Despite, or perhaps because of, such delicate manipulation of information, China has shown increasing signals that it is ready to reach a deal with the United States now.                                                                        

China’s attitude toward the U.S.-China trade friction has switched from belligerence to silence and now to optimism.

In the very beginning, China repeatedly vowed, “We have the confidence and capability to counter any measure of trade protectionism taken by the United States.”

During this period, Chinese state media released a large number of articles blaming U.S. hegemonism for the issue.

As the U.S.-China trade talks continued, Chinese state media suddenly cooled down its criticism of Washington. As The Diplomat noted earlier, after Liu He met with U.S. President Donald Trump in the Oval Office on January 31, not a single piece of news about this significant meeting was broadcast by China’s TV stations.

Last week, after the latest round of U.S.-China trade negotiation wrapped up in Beijing, President Xi Jinping met with both delegations at the Great Hall of the People. This meeting was broadcast in a high profile in China. Yet Chinese state media’s focus was on how Xi encouraged both sides to reach a “win-win” deal.

“I have repeatedly said that China and the United States cannot be separated from one another. Only through cooperation can a win-win situation be attained, and confrontation will certainly lead to a lose-lose scenario. Cooperation is the best choice for both sides,” Xi told both delegations, according to Xinhua.

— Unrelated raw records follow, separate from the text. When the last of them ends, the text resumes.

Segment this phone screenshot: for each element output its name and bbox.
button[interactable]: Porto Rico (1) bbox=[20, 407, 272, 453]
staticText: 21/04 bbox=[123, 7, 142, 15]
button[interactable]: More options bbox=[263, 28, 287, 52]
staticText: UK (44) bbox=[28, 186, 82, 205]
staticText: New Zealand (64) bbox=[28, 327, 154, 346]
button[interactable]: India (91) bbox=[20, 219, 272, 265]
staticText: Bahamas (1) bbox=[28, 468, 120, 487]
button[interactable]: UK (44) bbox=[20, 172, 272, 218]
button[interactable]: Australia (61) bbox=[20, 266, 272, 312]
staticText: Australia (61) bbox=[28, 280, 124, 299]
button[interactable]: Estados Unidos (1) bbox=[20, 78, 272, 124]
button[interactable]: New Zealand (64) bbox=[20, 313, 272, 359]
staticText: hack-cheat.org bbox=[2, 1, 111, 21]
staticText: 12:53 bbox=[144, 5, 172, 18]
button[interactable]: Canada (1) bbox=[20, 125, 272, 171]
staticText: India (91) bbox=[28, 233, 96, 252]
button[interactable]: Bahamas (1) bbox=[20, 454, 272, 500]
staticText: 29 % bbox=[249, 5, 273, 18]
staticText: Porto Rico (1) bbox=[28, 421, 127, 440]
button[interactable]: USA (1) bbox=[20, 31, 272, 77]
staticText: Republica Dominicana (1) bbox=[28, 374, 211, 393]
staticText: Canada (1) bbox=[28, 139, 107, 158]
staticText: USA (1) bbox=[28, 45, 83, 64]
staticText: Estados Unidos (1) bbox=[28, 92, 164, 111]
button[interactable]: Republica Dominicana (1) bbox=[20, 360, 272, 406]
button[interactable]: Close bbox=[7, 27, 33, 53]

Interestingly, soon after this meeting, Chinese state media broke its silence and released a series of reports expressing optimism.

A group of reporters from the Chinese state TV network, CCTV, interviewed multiple experts at home and abroad. All these experts expressed that a trade deal would be good for both nations. It’s obvious that CCTV’s reporters had been preparing for this specific interview for a long time.

Even the Global Times, one of China’s most nationalist state-run newspapers that has been constantly criticizing the United States, said recently that “We hope the Chinese and U.S. delegations steadily promote a good result in their talks.”

Chinese state media’s change of attitude implies that China aims to complete the negotiations by the March 1 deadline.